Déficit d’exploitation et aides Covid : le juge exige des comptes !

Déficit d’exploitation et aides Covid : le juge exige des comptes !

Dans un arrêt du 31 mars 2026, la cour administrative d’appel de Toulouse apporte des précisions importantes sur la gestion contractuelle des équipements publics et la preuve des déficits d’exploitation.

Les faits : un contrat de gestion touristique contesté

 

Une commune de Seix avait confié à une société la gestion de deux équipements touristiques via un contrat de gérance conclu en 2016.

À l’issue du contrat, la société a réclamé près de 184 000 € correspondant à des déficits d’exploitation sur les années 2019-2021 (période marquée par la crise du COVID-19), conformément à une clause contractuelle prévoyant que ces pertes restent à la charge de la commune.

Le tribunal administratif de Toulouse a fait droit à cette demande. La commune a alors interjeté appel, contestant notamment :

  • la réalité des pertes ;
  • le manque de transparence comptable du cocontractant.
 

La solution : une double lecture du contrat

 

La cour adopte une approche en deux temps.

1. Une obligation contractuelle claire… mais encadrée
 

La cour confirme que :

  • la clause contractuelle exonérant le gestionnaire des pertes est valable ;
  • en conséquence, la commune doit en principe supporter les déficits d’exploitation.
 

Elle écarte également l’argument tiré du manquement du titulaire à ses obligations de transparence (non-transmission des comptes mensuels), faute pour la commune d’avoir mis en demeure son cocontractant, comme l’exigeait le contrat.

👉 Enseignement pratique :
Une personne publique ne peut invoquer une faute contractuelle que si elle a respecté les mécanismes prévus (mise en demeure notamment).

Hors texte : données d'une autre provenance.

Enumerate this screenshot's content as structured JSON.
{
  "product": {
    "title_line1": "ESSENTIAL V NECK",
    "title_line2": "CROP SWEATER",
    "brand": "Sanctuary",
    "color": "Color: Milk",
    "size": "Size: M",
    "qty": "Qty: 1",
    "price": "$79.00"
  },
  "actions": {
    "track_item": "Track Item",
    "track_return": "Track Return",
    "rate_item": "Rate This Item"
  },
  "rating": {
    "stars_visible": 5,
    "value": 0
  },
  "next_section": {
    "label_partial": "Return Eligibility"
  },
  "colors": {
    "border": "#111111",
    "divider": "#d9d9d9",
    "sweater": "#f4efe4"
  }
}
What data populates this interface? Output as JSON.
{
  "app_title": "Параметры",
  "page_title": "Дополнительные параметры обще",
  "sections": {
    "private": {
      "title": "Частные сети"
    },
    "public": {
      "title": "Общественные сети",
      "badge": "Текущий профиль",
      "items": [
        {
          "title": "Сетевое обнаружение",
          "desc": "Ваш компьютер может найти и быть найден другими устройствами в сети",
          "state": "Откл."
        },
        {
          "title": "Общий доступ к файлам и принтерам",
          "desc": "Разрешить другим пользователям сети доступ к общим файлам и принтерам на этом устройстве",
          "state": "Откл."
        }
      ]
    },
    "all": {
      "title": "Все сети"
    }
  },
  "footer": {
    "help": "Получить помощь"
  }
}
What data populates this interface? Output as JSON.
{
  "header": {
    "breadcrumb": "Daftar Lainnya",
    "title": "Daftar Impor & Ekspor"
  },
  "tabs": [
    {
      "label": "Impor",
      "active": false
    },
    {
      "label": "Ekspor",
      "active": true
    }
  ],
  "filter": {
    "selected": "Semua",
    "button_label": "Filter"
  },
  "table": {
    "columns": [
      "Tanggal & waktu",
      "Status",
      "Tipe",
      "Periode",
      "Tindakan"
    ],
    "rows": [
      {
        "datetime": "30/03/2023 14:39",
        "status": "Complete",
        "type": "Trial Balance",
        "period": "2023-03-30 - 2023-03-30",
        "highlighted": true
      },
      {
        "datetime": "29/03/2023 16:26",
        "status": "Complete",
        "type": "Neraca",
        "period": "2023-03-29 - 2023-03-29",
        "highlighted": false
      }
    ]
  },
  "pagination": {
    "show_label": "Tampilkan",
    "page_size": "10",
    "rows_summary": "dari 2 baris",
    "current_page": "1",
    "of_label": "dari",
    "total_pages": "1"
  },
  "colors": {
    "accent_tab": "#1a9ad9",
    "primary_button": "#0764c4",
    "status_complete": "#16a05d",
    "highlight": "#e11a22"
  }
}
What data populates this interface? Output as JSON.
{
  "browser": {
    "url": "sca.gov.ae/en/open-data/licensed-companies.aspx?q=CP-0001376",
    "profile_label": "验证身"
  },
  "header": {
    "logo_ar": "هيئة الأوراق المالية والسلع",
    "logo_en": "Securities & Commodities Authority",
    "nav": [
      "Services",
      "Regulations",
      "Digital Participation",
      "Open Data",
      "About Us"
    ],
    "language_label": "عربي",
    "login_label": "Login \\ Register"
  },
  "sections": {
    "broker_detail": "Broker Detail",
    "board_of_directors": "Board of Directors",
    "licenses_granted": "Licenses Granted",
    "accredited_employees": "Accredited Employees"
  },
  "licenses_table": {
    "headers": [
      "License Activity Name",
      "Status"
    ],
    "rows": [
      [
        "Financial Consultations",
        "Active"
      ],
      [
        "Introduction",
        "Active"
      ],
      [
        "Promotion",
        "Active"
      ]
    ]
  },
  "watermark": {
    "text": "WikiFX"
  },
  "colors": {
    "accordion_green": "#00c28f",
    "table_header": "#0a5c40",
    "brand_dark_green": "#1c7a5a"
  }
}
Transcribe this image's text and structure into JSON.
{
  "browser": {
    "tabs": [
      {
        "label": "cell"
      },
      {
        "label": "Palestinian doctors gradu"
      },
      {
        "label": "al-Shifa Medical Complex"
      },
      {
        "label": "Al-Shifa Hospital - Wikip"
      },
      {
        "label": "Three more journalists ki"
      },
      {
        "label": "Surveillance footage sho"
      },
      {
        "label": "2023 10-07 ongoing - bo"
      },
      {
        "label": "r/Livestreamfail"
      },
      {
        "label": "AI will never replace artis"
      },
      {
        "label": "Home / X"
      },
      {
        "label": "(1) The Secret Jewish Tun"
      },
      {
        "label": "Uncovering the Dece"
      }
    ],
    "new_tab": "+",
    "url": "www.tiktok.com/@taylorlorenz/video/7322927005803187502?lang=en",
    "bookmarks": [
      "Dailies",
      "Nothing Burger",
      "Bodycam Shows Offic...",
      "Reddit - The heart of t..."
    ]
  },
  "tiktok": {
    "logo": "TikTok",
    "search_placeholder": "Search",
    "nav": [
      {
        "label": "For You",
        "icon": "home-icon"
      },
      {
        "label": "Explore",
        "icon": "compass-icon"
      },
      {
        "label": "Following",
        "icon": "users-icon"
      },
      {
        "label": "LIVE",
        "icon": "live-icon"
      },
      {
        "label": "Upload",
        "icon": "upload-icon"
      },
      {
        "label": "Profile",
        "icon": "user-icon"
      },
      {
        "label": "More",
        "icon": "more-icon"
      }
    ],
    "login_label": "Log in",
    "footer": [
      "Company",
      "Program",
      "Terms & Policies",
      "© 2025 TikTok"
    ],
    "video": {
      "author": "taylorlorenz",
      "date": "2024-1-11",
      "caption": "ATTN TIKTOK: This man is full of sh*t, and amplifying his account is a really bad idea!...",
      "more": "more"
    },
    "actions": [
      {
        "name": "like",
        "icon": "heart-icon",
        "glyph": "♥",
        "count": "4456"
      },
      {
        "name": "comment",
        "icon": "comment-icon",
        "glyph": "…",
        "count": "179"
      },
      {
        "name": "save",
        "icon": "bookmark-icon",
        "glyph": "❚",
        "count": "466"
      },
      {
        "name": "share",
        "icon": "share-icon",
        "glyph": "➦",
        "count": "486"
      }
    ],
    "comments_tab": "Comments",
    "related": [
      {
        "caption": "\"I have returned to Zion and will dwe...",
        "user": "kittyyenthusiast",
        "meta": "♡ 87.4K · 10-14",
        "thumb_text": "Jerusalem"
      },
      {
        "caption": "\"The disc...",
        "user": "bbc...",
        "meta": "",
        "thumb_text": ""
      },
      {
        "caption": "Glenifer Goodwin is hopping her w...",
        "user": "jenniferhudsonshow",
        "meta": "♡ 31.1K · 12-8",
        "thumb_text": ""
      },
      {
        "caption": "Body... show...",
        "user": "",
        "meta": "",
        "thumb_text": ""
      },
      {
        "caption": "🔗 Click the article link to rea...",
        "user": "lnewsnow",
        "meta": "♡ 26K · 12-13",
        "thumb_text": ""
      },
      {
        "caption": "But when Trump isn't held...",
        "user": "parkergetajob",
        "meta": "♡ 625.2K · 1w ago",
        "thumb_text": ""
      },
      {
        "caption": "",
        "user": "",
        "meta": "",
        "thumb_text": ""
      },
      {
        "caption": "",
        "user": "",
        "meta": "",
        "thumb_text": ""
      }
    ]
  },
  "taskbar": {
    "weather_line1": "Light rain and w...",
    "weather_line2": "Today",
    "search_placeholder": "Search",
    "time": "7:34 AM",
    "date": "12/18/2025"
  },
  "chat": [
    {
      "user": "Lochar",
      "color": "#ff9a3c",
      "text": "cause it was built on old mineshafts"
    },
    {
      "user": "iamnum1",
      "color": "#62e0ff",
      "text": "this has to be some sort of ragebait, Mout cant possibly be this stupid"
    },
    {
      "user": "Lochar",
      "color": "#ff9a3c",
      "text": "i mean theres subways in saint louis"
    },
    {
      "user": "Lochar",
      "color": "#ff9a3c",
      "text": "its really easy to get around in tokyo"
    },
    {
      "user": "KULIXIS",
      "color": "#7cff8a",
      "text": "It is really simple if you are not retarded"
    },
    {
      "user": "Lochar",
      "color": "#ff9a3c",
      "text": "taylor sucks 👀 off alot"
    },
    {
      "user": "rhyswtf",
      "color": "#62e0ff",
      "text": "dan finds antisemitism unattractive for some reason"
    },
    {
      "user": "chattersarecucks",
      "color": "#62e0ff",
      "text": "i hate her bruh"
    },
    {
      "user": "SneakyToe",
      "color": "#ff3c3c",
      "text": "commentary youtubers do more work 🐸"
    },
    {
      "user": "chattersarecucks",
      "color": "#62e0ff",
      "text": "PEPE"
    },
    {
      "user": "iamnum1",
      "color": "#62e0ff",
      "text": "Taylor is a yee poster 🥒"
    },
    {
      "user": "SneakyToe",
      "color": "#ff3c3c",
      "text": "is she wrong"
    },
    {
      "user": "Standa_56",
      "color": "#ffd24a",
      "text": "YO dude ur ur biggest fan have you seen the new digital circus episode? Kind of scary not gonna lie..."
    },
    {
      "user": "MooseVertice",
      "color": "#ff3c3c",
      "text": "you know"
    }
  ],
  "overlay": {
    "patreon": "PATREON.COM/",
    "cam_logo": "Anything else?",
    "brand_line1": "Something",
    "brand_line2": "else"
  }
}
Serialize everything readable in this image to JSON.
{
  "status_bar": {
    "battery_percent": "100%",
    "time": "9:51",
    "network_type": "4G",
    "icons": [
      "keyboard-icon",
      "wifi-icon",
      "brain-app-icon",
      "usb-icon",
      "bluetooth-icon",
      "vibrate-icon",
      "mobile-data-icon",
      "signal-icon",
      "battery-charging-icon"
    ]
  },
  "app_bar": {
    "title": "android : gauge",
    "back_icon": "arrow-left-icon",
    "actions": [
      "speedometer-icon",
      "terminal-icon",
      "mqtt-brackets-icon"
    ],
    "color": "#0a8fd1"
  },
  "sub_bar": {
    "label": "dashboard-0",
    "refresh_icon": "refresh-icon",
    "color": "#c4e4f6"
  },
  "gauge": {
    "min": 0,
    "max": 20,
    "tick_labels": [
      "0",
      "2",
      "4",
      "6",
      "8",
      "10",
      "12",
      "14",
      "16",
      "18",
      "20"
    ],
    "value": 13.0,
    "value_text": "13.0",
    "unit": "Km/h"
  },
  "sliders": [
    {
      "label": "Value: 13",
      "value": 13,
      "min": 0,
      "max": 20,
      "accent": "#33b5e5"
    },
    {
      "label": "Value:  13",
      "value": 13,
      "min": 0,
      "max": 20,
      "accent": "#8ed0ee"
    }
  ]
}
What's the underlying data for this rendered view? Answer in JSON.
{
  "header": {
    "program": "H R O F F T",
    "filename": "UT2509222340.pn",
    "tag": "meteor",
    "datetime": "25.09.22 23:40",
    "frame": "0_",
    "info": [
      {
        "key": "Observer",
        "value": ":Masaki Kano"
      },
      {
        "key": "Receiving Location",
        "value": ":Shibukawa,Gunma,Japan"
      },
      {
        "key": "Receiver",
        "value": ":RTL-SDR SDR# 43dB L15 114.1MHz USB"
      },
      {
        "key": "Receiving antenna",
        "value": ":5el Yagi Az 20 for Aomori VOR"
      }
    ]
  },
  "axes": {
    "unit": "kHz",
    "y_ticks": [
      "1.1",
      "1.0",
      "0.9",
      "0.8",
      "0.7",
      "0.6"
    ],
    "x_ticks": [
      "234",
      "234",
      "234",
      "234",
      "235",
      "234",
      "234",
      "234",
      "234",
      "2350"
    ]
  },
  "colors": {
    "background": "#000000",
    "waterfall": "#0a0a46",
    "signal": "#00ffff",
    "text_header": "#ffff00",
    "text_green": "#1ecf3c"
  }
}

2. …mais une exigence stricte de preuve des pertes ET l’intégration des aides perçues pendant la crise sanitaire du COVID-19
 

C’est sur ce point que la décision devient particulièrement intéressante.

Si la société produit :

  • des extraits de comptabilité analytique ;
  • des attestations d’expert-comptable ;

la cour estime ces éléments insuffisants en l’état.

Elle relève en effet une incertitude majeure :
👉 l’absence d’intégration d’éventuelles aides publiques perçues pendant la crise sanitaire (chômage partiel, prêt garanti par l’État, etc.).

Conséquence :

  • la cour ordonne un supplément d’instruction pour vérifier la sincérité des pertes ;
  • elle suspend partiellement l’exécution du jugement.
 
💡 Le sursis à exécution : une solution pragmatique
 

Compte tenu :

  • du montant élevé de la condamnation (4,68 % du budget communal),
  • et du doute sérieux sur la créance,
 

la cour prononce un sursis à exécution partiel au-delà de 50 000 €.

👉 Enseignement :
Le juge administratif tient compte de la soutenabilité financière pour les petites collectivités.